Phondex rules allow for the specification of a valid environment for its validity as follows. The rule specifies first the OLD element, which sequence must appear in the input string. It also specifies the NEW element, the string that the OLD element is to be replaced by. If this element is blank, then the OLD element is to be deleted. Only rarely is replacement unconditional. The WHERE element of the rule places one such condition on the rule’s execution: OLD must appear string initial (I), final (F), medial, i.e., neither initial nor final (M), or anywhere (A). A more precise means of specifying these conditions makes use of two additional fields. In practice it is entirely possible to make the WHERE element redundant by the appropriate statement of the conditions using these two fields.

 OLD    NEW   ANTE  POST
Figure 3Format of Rewrite Rule

Environments are specified in terms of a character or character sequence: 1) one that must appear before (ANTE) the OLD element and/or 2) one that must follow (POST). The power of the statement of these conditions resides in cover symbols (variables). Alphabetic characters are taken literally (literals) and multiple characters together in a concatenated string are indicated using a plus sign (+) between them. The underscore character ( _ ) is the cover symbol for (stands for) any legitimate vowel or vowel sequence. The virgule, i.e., pipe or sheffer stroke ( | ) indicates any legitimate sequencing of non-vowel. The linguist decides beforehand in building his cover symbol table what symbols, such as numbers, lower-case letters, etc. he wants to have stand for the various phonetic elements of the language. Multiple ANTE strings and POST strings are allowed in a single rule, provided they are each separated by a comma. The pound (#) character in ANTE indicates that OLD may be word-initial and in POST it indicates that OLD may be word-final. The minus sign (–) indicates that the class, vowel or non-vowel, is to be diminished by removing the symbol following it. These minus signs can be accumulated when the class is to be further diminished in membership.

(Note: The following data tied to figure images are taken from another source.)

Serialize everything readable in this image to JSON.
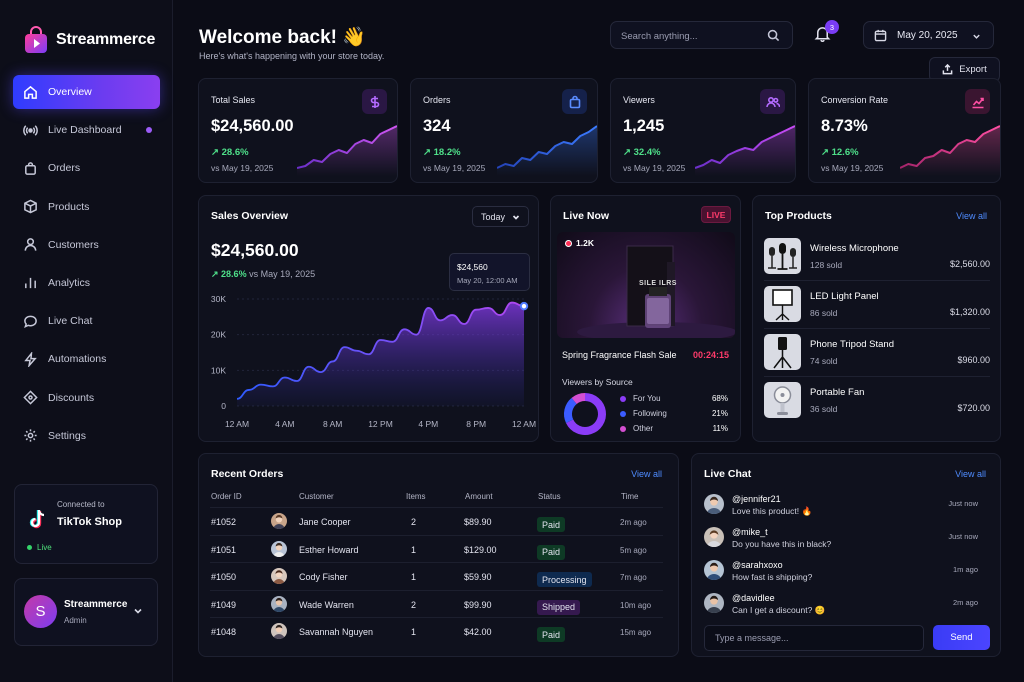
{
  "brand": {
    "name": "Streammerce"
  },
  "nav": [
    {
      "label": "Overview",
      "icon": "home-icon",
      "active": true
    },
    {
      "label": "Live Dashboard",
      "icon": "live-icon"
    },
    {
      "label": "Orders",
      "icon": "bag-icon"
    },
    {
      "label": "Products",
      "icon": "box-icon"
    },
    {
      "label": "Customers",
      "icon": "user-icon"
    },
    {
      "label": "Analytics",
      "icon": "bar-chart-icon"
    },
    {
      "label": "Live Chat",
      "icon": "chat-icon"
    },
    {
      "label": "Automations",
      "icon": "bolt-icon"
    },
    {
      "label": "Discounts",
      "icon": "tag-icon"
    },
    {
      "label": "Settings",
      "icon": "gear-icon"
    }
  ],
  "connection": {
    "caption": "Connected to",
    "platform": "TikTok Shop",
    "status": "Live"
  },
  "account": {
    "initial": "S",
    "name": "Streammerce",
    "role": "Admin"
  },
  "header": {
    "title": "Welcome back! 👋",
    "subtitle": "Here's what's happening with your store today.",
    "search_placeholder": "Search anything...",
    "notifications": "3",
    "date": "May 20, 2025",
    "export_label": "Export"
  },
  "kpis": [
    {
      "title": "Total Sales",
      "value": "$24,560.00",
      "change": "28.6%",
      "vs": "vs May 19, 2025",
      "icon": "dollar-icon",
      "accent": "#a855f7"
    },
    {
      "title": "Orders",
      "value": "324",
      "change": "18.2%",
      "vs": "vs May 19, 2025",
      "icon": "bag-icon",
      "accent": "#3b82f6"
    },
    {
      "title": "Viewers",
      "value": "1,245",
      "change": "32.4%",
      "vs": "vs May 19, 2025",
      "icon": "users-icon",
      "accent": "#a855f7"
    },
    {
      "title": "Conversion Rate",
      "value": "8.73%",
      "change": "12.6%",
      "vs": "vs May 19, 2025",
      "icon": "trend-icon",
      "accent": "#ec4899"
    }
  ],
  "sales_overview": {
    "title": "Sales Overview",
    "range": "Today",
    "total": "$24,560.00",
    "change": "28.6%",
    "vs": "vs May 19, 2025",
    "tooltip_value": "$24,560",
    "tooltip_time": "May 20, 12:00 AM"
  },
  "chart_data": {
    "type": "area",
    "x": [
      "12 AM",
      "1 AM",
      "2 AM",
      "3 AM",
      "4 AM",
      "5 AM",
      "6 AM",
      "7 AM",
      "8 AM",
      "9 AM",
      "10 AM",
      "11 AM",
      "12 PM",
      "1 PM",
      "2 PM",
      "3 PM",
      "4 PM",
      "5 PM",
      "6 PM",
      "7 PM",
      "8 PM",
      "9 PM",
      "10 PM",
      "11 PM",
      "12 AM"
    ],
    "tick_labels": [
      "12 AM",
      "4 AM",
      "8 AM",
      "12 PM",
      "4 PM",
      "8 PM",
      "12 AM"
    ],
    "values": [
      2000,
      4500,
      6000,
      5500,
      8000,
      7000,
      11000,
      9500,
      12500,
      16500,
      15500,
      14500,
      18500,
      18000,
      21500,
      20000,
      27500,
      24000,
      25500,
      23000,
      27000,
      27500,
      25500,
      29000,
      28000
    ],
    "ylim": [
      0,
      30000
    ],
    "yticks": [
      "0",
      "10K",
      "20K",
      "30K"
    ],
    "grid": true
  },
  "live_now": {
    "title": "Live Now",
    "badge": "LIVE",
    "viewers": "1.2K",
    "stream_title": "Spring Fragrance Flash Sale",
    "timer": "00:24:15",
    "product_box_text": "SILE ILRS",
    "sources_title": "Viewers by Source",
    "sources": [
      {
        "name": "For You",
        "percent": "68%",
        "value": 68,
        "color": "#8b3cf7"
      },
      {
        "name": "Following",
        "percent": "21%",
        "value": 21,
        "color": "#3b5cff"
      },
      {
        "name": "Other",
        "percent": "11%",
        "value": 11,
        "color": "#d44fd1"
      }
    ]
  },
  "top_products": {
    "title": "Top Products",
    "view_all": "View all",
    "items": [
      {
        "name": "Wireless Microphone",
        "sold": "128 sold",
        "revenue": "$2,560.00"
      },
      {
        "name": "LED Light Panel",
        "sold": "86 sold",
        "revenue": "$1,320.00"
      },
      {
        "name": "Phone Tripod Stand",
        "sold": "74 sold",
        "revenue": "$960.00"
      },
      {
        "name": "Portable Fan",
        "sold": "36 sold",
        "revenue": "$720.00"
      }
    ]
  },
  "recent_orders": {
    "title": "Recent Orders",
    "view_all": "View all",
    "columns": [
      "Order ID",
      "Customer",
      "Items",
      "Amount",
      "Status",
      "Time"
    ],
    "rows": [
      {
        "id": "#1052",
        "customer": "Jane Cooper",
        "items": "2",
        "amount": "$89.90",
        "status": "Paid",
        "time": "2m ago"
      },
      {
        "id": "#1051",
        "customer": "Esther Howard",
        "items": "1",
        "amount": "$129.00",
        "status": "Paid",
        "time": "5m ago"
      },
      {
        "id": "#1050",
        "customer": "Cody Fisher",
        "items": "1",
        "amount": "$59.90",
        "status": "Processing",
        "time": "7m ago"
      },
      {
        "id": "#1049",
        "customer": "Wade Warren",
        "items": "2",
        "amount": "$99.90",
        "status": "Shipped",
        "time": "10m ago"
      },
      {
        "id": "#1048",
        "customer": "Savannah Nguyen",
        "items": "1",
        "amount": "$42.00",
        "status": "Paid",
        "time": "15m ago"
      }
    ]
  },
  "live_chat": {
    "title": "Live Chat",
    "view_all": "View all",
    "messages": [
      {
        "user": "@jennifer21",
        "text": "Love this product! 🔥",
        "time": "Just now"
      },
      {
        "user": "@mike_t",
        "text": "Do you have this in black?",
        "time": "Just now"
      },
      {
        "user": "@sarahxoxo",
        "text": "How fast is shipping?",
        "time": "1m ago"
      },
      {
        "user": "@davidlee",
        "text": "Can I get a discount? 😊",
        "time": "2m ago"
      }
    ],
    "input_placeholder": "Type a message...",
    "send_label": "Send"
  }
}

There are some special conditions that may appear in the two positions of the SPECIAL field of a rule. The vee (V) means that one syllable (a vowel or vowel cluster along with its following consonant or consonant cluster) must come before the string in OLD. If this vee is replaced by two (2), the interpretation is that there must be at least two leading syllables. The second position of SPECIAL indicates whether and in which of the two execution cycles the rule should be activated.

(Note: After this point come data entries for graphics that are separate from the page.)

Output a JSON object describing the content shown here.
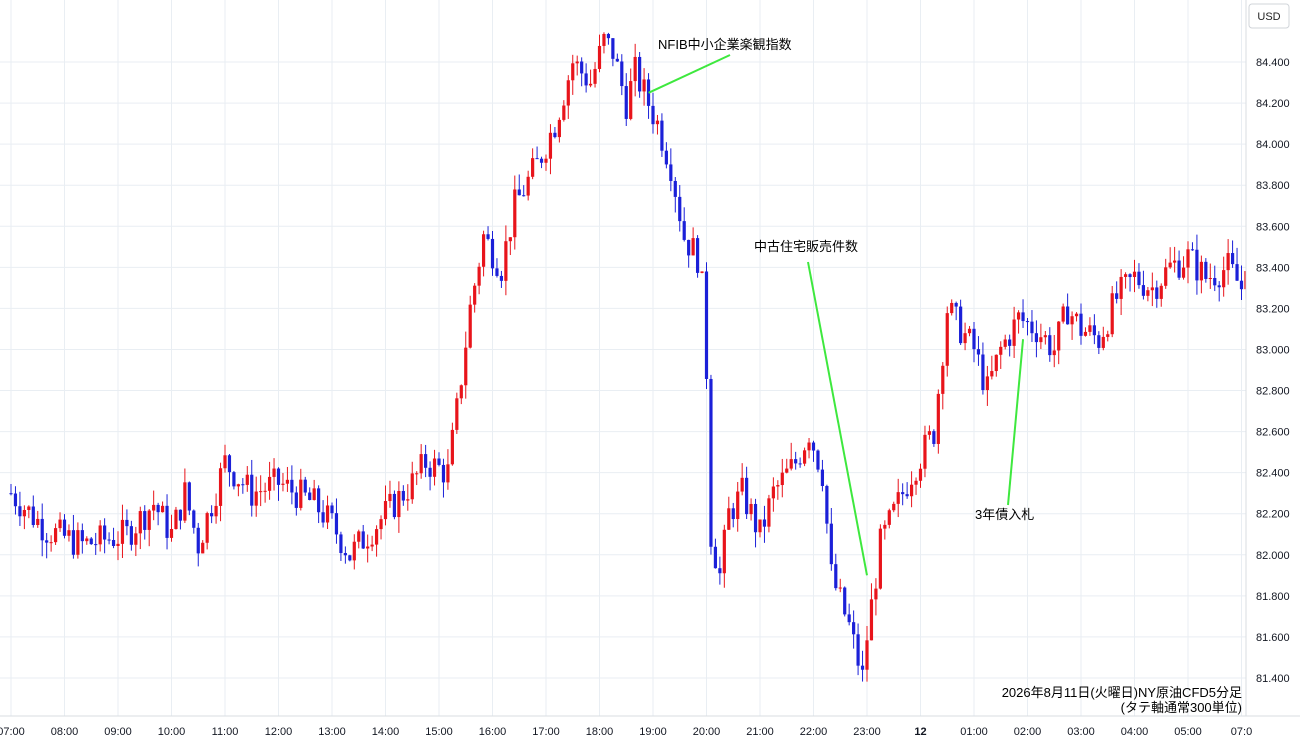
{
  "currency_label": "USD",
  "chart_data": {
    "type": "candlestick",
    "title": "2026年8月11日(火曜日)NY原油CFD5分足",
    "subtitle": "(タテ軸通常300単位)",
    "y_unit": "USD",
    "ylim": [
      81.25,
      84.6
    ],
    "y_ticks": [
      "81.400",
      "81.600",
      "81.800",
      "82.000",
      "82.200",
      "82.400",
      "82.600",
      "82.800",
      "83.000",
      "83.200",
      "83.400",
      "83.600",
      "83.800",
      "84.000",
      "84.200",
      "84.400"
    ],
    "x_ticks": [
      "07:00",
      "08:00",
      "09:00",
      "10:00",
      "11:00",
      "12:00",
      "13:00",
      "14:00",
      "15:00",
      "16:00",
      "17:00",
      "18:00",
      "19:00",
      "20:00",
      "21:00",
      "22:00",
      "23:00",
      "12",
      "01:00",
      "02:00",
      "03:00",
      "04:00",
      "05:00",
      "07:0"
    ],
    "grid": true,
    "colors": {
      "up": "#e8141b",
      "down": "#1b20d8",
      "annotation_line": "#3ee83e",
      "grid": "#e9eef3"
    },
    "candle_interval_min": 5,
    "anchors": [
      [
        "07:00",
        82.3
      ],
      [
        "07:40",
        82.12
      ],
      [
        "08:20",
        82.05
      ],
      [
        "09:10",
        82.1
      ],
      [
        "09:40",
        82.25
      ],
      [
        "10:00",
        82.1
      ],
      [
        "10:15",
        82.3
      ],
      [
        "10:30",
        82.05
      ],
      [
        "11:00",
        82.45
      ],
      [
        "11:30",
        82.3
      ],
      [
        "12:00",
        82.35
      ],
      [
        "12:20",
        82.3
      ],
      [
        "12:40",
        82.25
      ],
      [
        "13:00",
        82.15
      ],
      [
        "13:20",
        82.0
      ],
      [
        "13:40",
        82.1
      ],
      [
        "14:10",
        82.25
      ],
      [
        "14:30",
        82.35
      ],
      [
        "14:45",
        82.45
      ],
      [
        "15:10",
        82.4
      ],
      [
        "15:20",
        82.7
      ],
      [
        "15:35",
        83.2
      ],
      [
        "15:50",
        83.55
      ],
      [
        "16:10",
        83.4
      ],
      [
        "16:25",
        83.7
      ],
      [
        "16:50",
        83.9
      ],
      [
        "17:10",
        84.1
      ],
      [
        "17:30",
        84.4
      ],
      [
        "17:50",
        84.3
      ],
      [
        "18:05",
        84.5
      ],
      [
        "18:15",
        84.45
      ],
      [
        "18:30",
        84.2
      ],
      [
        "18:40",
        84.35
      ],
      [
        "18:55",
        84.2
      ],
      [
        "19:05",
        84.1
      ],
      [
        "19:20",
        83.9
      ],
      [
        "19:35",
        83.55
      ],
      [
        "19:50",
        83.45
      ],
      [
        "19:55",
        83.3
      ],
      [
        "20:00",
        82.9
      ],
      [
        "20:05",
        82.1
      ],
      [
        "20:15",
        81.9
      ],
      [
        "20:25",
        82.2
      ],
      [
        "20:40",
        82.3
      ],
      [
        "21:00",
        82.1
      ],
      [
        "21:15",
        82.3
      ],
      [
        "21:40",
        82.45
      ],
      [
        "21:55",
        82.6
      ],
      [
        "22:10",
        82.4
      ],
      [
        "22:20",
        81.9
      ],
      [
        "22:40",
        81.65
      ],
      [
        "22:55",
        81.4
      ],
      [
        "23:00",
        81.6
      ],
      [
        "23:15",
        82.05
      ],
      [
        "23:30",
        82.2
      ],
      [
        "23:50",
        82.4
      ],
      [
        "00:15",
        82.6
      ],
      [
        "00:30",
        83.2
      ],
      [
        "00:45",
        83.1
      ],
      [
        "01:00",
        83.0
      ],
      [
        "01:15",
        82.8
      ],
      [
        "01:30",
        83.0
      ],
      [
        "01:50",
        83.15
      ],
      [
        "02:10",
        83.1
      ],
      [
        "02:30",
        83.0
      ],
      [
        "02:45",
        83.2
      ],
      [
        "03:00",
        83.1
      ],
      [
        "03:20",
        83.05
      ],
      [
        "03:40",
        83.25
      ],
      [
        "04:00",
        83.35
      ],
      [
        "04:20",
        83.3
      ],
      [
        "04:40",
        83.4
      ],
      [
        "05:00",
        83.45
      ],
      [
        "05:20",
        83.35
      ],
      [
        "05:45",
        83.4
      ],
      [
        "06:00",
        83.3
      ],
      [
        "06:05",
        83.45
      ]
    ],
    "annotations": [
      {
        "label": "NFIB中小企業楽観指数",
        "time": "18:55",
        "price": 84.25
      },
      {
        "label": "中古住宅販売件数",
        "time": "23:00",
        "price": 81.9
      },
      {
        "label": "3年債入札",
        "time": "01:55",
        "price": 83.05
      }
    ]
  }
}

The Phondex system allows rules to be made as specific as desired. In case there is a rule for each possible spelling of a name, the rule system would be rather inefficient. This would be quite the case of indexing the name groups thus defined on every abnormal spelling. Making generalizations into rules compromises full coverage, but the coding process becomes much more efficient. It is, of course, possible to make very specific rules for common names and more general ones for the rarer names. It seems that if the tuning is sufficient, these rules could be capable of encompassing a final grouping decision.

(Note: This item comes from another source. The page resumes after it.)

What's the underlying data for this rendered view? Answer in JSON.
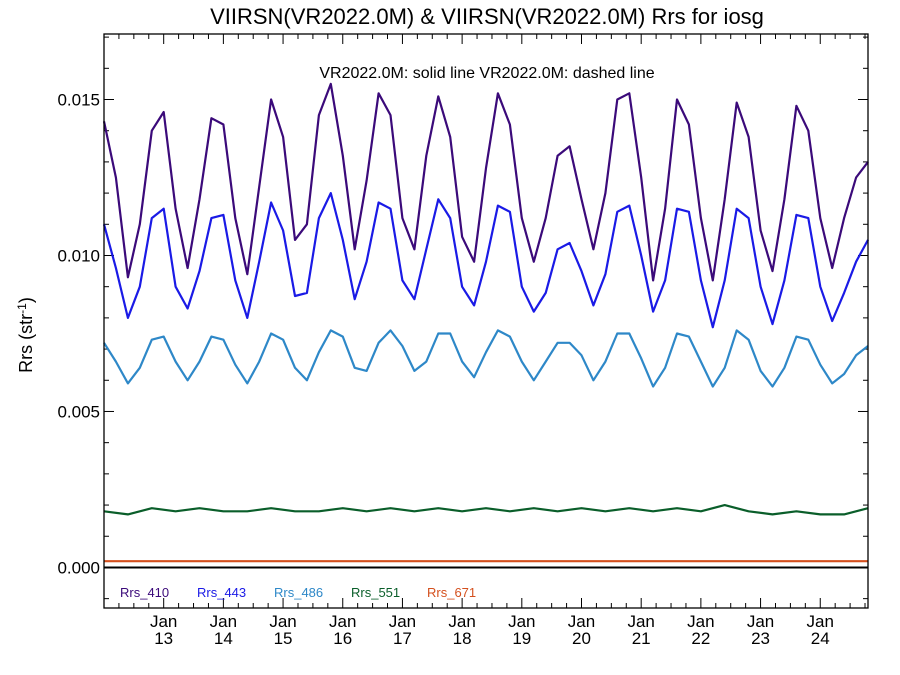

There are a number of processes by which the data described above interrelate in the production of name groups. The main process uses as input an actual spelling of a name as found in the data base. This form is then modified by the application of rules by which the various coded forms are produced. Figure 3 outlines the two loops involved in code generation. Each process modifying the data is represented by a light green rectangle. Rules tables, which are collections of identically structured data items, are represented by the yellow arrows. The normal form is the code that serves as input. Each code transition is identified by the j values in sequence which is represented by a green circle — the outer loop. In the inner loop, each rule, identified by the i value, is checked to see if the OLD string and other conditions hold for the string in that stage.